Kreasi Asmari, Menyulap Bambu Menjadi Barang Bernilai Ekonomi Tinggi
JAMBI-INDPENDNT.CO.ID, MUARASABAK, JAMBI - Pantang menyerah. Begitu prinsip, Asmari (43), pria yang menekuni kerajinan bambu yang disulap menjadi berbagai macam benda yang memiliki nilai ekonomis. Saat dijumpai Jambi Independent di kediamannya, pria berkulit hitam manis tersebut tengah asik merangkai satu persatu batang bambu untuk dijadikan kerajinan.
Di sisi belakang tempat ia mengerjakan kerajinan bambu tersebut, terlihat sang istri tengah meracik sate yang di pesan oleh salah satu pembeli. Sambil memberikan senyum, sang istri melontarkan kalimat yang cukup menggelitik sebagai tanda bahwa dirinya menyambut baik setiap pengunjung.
"Jangan terkejut ya, kami mohon maaf kalau suara kami agak besar. Maklum lah, orang medan lah pulak ya kan," ucapnya.
Awalnya, ia bersama sang istri merantau dari Provinsi Sumatera Utara, tiga tahun lalu ke Kabupaten Tanjab Timur. Mereka mencoba mengadu nasib dengan berjualan sate di halaman depan bangunan yang dikontraknya.
Seiring berjalannya waktu, perjuangan mereka berjualan tersebut mulai menampakkan hasil yang cukup menjanjikan. Tetapi, kendala besar mulai menerpa pasangan suami istri yang dikenal ramah oleh warga sekitar.
Akibat pandemi Covid-19, sangat berdampak terhadap pemasukan mereka dari berjualan kuliner tersebut. "Saat itu saya mencoba memutar otak untuk mencari penghasilan tambahan untuk kebutuhan sehari-hari. Saya melihat di Tanjab Timur ini tumbuhan bambu cukup banyak tersebar dimana-mana. Kemudian muncul ide, mengapa tidak saya manfaatkan aja tumbuhan ini untuk dijadikan kerajinan yang bisa menghasilkan uang," ucap pria yang memiliki enam orang anak ini.
Berkat keyakinan yang kuat, dirinya kemudian mengolah batang-batang bambu berukuran kecil menjadi kerajinan tangan seperti meja tv, miniatur mobil, miniatur kapal, bingkai hiasan dinding, meja makan dan bangku.
Untuk meningkatkan keahliannya serta guna menarik minat pembeli, dirinya kemudian mencoba membuat saung bambu berukuran sekitar 2x2 yang dikerjakannya di bagian depan kontrakannya yang juga berada tepat di pinggir jalan utama menuju Gor Paduka Berhala, RSUD Nurdin Hamzah dan juga jalan aspal dua jalur menuju pusat perkantoran Muarasabak.
Alhasil, berkat ketekunan dan niat baiknya itu, masyarakat mulai melirik hasil kerajinannya tersebut dan para pembeli pun mulai berdatangan ke tempatnya.
"Saya baru sekitar 3 bulan mencoba membuat kerajinan ini pak.

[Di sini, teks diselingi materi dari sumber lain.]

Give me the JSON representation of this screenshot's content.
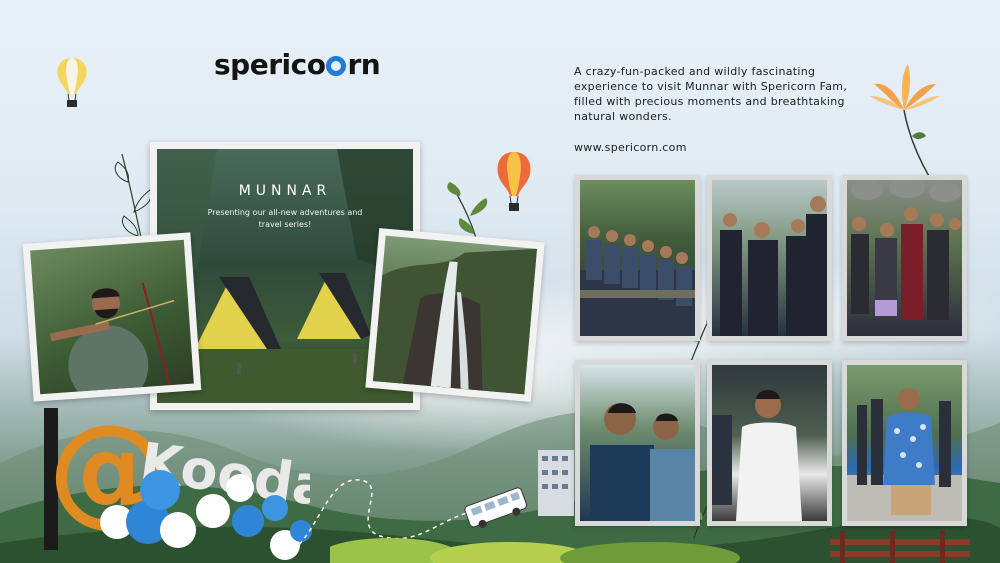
{
  "brand": {
    "logo_prefix": "sperico",
    "logo_suffix": "rn",
    "accent_color": "#1e7bd6"
  },
  "intro": {
    "tagline": "A crazy-fun-packed and wildly fascinating experience to visit Munnar with Spericorn Fam, filled with precious moments and breathtaking natural wonders.",
    "website": "www.spericorn.com"
  },
  "feature": {
    "title": "MUNNAR",
    "subtitle": "Presenting our all-new adventures and travel series!"
  },
  "sign": {
    "text": "Koodaram",
    "mark": "@"
  },
  "icons": [
    "hot-air-balloon-icon",
    "flower-icon",
    "leaf-icon",
    "bus-icon"
  ]
}
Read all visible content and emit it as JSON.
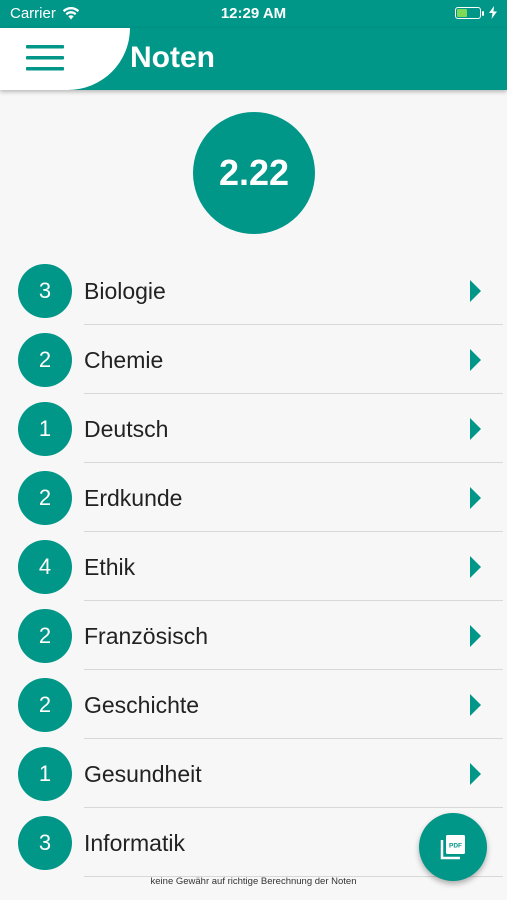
{
  "status_bar": {
    "carrier": "Carrier",
    "time": "12:29 AM"
  },
  "header": {
    "title": "Noten"
  },
  "average": "2.22",
  "subjects": [
    {
      "grade": "3",
      "name": "Biologie"
    },
    {
      "grade": "2",
      "name": "Chemie"
    },
    {
      "grade": "1",
      "name": "Deutsch"
    },
    {
      "grade": "2",
      "name": "Erdkunde"
    },
    {
      "grade": "4",
      "name": "Ethik"
    },
    {
      "grade": "2",
      "name": "Französisch"
    },
    {
      "grade": "2",
      "name": "Geschichte"
    },
    {
      "grade": "1",
      "name": "Gesundheit"
    },
    {
      "grade": "3",
      "name": "Informatik"
    }
  ],
  "fab": {
    "icon": "pdf-icon",
    "label": "PDF"
  },
  "disclaimer": "keine Gewähr auf richtige Berechnung der Noten",
  "colors": {
    "accent": "#009688",
    "background": "#f7f7f7"
  }
}
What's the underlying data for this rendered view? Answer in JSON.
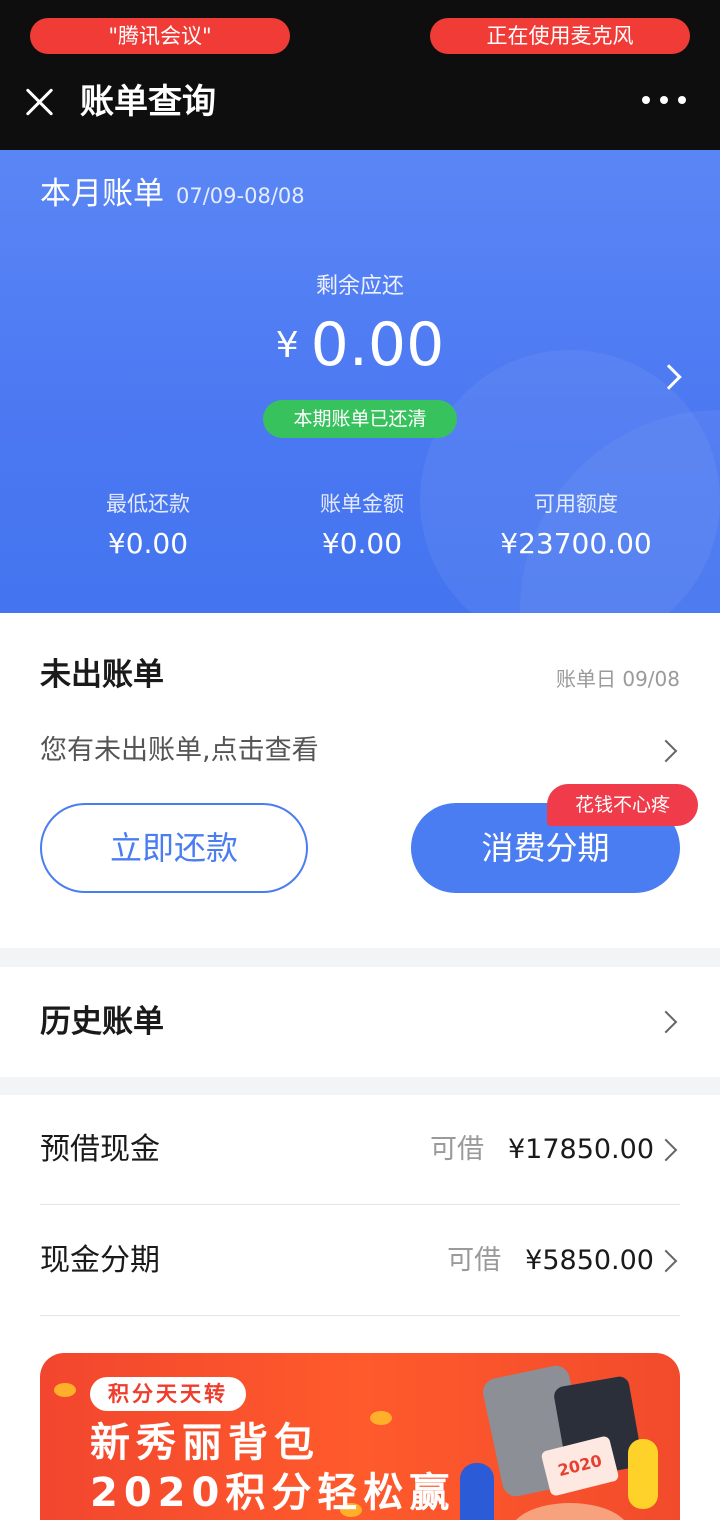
{
  "status": {
    "left_pill": "\"腾讯会议\"",
    "right_pill": "正在使用麦克风"
  },
  "nav": {
    "title": "账单查询"
  },
  "bill": {
    "title": "本月账单",
    "period": "07/09-08/08",
    "remain_label": "剩余应还",
    "currency": "¥",
    "remain_amount": "0.00",
    "status_badge": "本期账单已还清",
    "stats": [
      {
        "label": "最低还款",
        "value": "¥0.00"
      },
      {
        "label": "账单金额",
        "value": "¥0.00"
      },
      {
        "label": "可用额度",
        "value": "¥23700.00"
      }
    ]
  },
  "unbilled": {
    "title": "未出账单",
    "bill_day": "账单日 09/08",
    "hint": "您有未出账单,点击查看",
    "repay_button": "立即还款",
    "installment_button": "消费分期",
    "promo_tag": "花钱不心疼"
  },
  "history": {
    "title": "历史账单"
  },
  "loans": [
    {
      "name": "预借现金",
      "prefix": "可借",
      "amount": "¥17850.00"
    },
    {
      "name": "现金分期",
      "prefix": "可借",
      "amount": "¥5850.00"
    }
  ],
  "banner": {
    "tag": "积分天天转",
    "line1": "新秀丽背包",
    "line2": "2020积分轻松赢",
    "ticket_text": "2020"
  },
  "colors": {
    "primary_blue": "#4a7cf2",
    "success_green": "#37c25e",
    "alert_red": "#f03b37",
    "banner_orange": "#ff5a2c"
  }
}
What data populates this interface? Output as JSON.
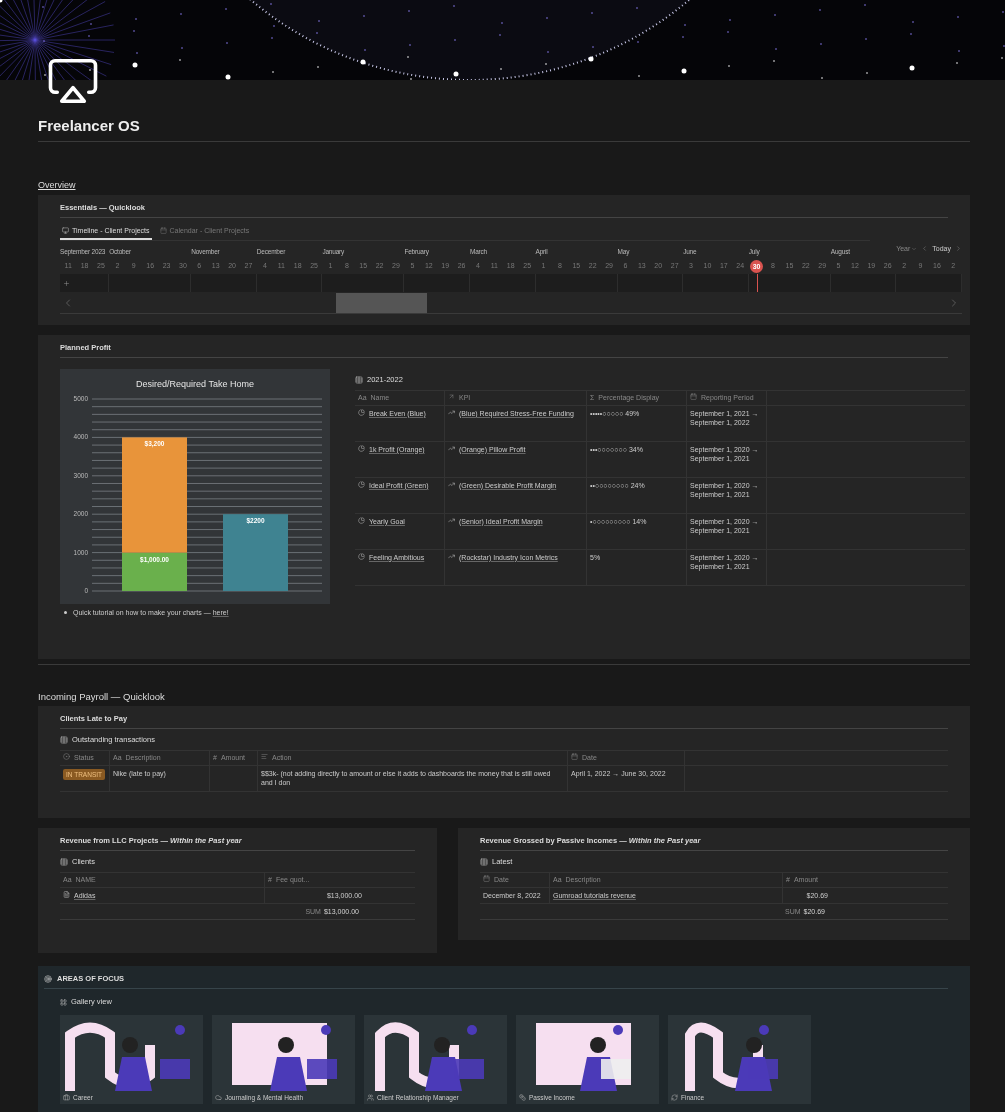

Keahlian ini saya peroleh secara otodidak dan juga bisa dibilang dari paksaan keadaan, sonya hasil jualan sate sudah jauh menurun," ungkap Asmari.
"Selain untuk kebutuhan sehari-hari, saya dan istri berjuang ini juga untuk membiayai anak-anak kami yang ada di medan sana. Dari enam orang anak kami, dua sudah bekerja dan 4 orang masih sekolah," tambahnya.
Untuk memperoleh batang bambu berukuran besar untuk membuat saung, dirinya harus membeli dengan harga 25 ribu per satu pokoknya. Selain itu, untuk atap saungnya ia beli dengan harga sekitar 5 ribu rupiah perlembar tergantung ukuran.
Untuk proses pembuatan saung bambu itu sendiri, bisa memakan waktu 10 sampai 15 hari. Kendala yang sering dihadapi Asmari dalam proses pembuatan kerajinan tangan ini yaitu terkait modal, sebab bahan baku pembuatan harus dibeli terlebih dahulu dan peralatan untuk membuat kerajinan tangan dari bambu tersebut masih banyak yang meminjam dari orang terdekatnya.
"Saya sering terkendala modal kalau buat saung ni pak. Kadang kerangkanya sudah siap, tapi mentok di modal untuk beli atap. Ini aja alat-alat seperti mesin bor dengan alat lainnya saya masih minjam dari teman, soalnya belum ada uang untuk beli sendiri," ujar pria asal Kabupaten Labuhanbatu Utara ini.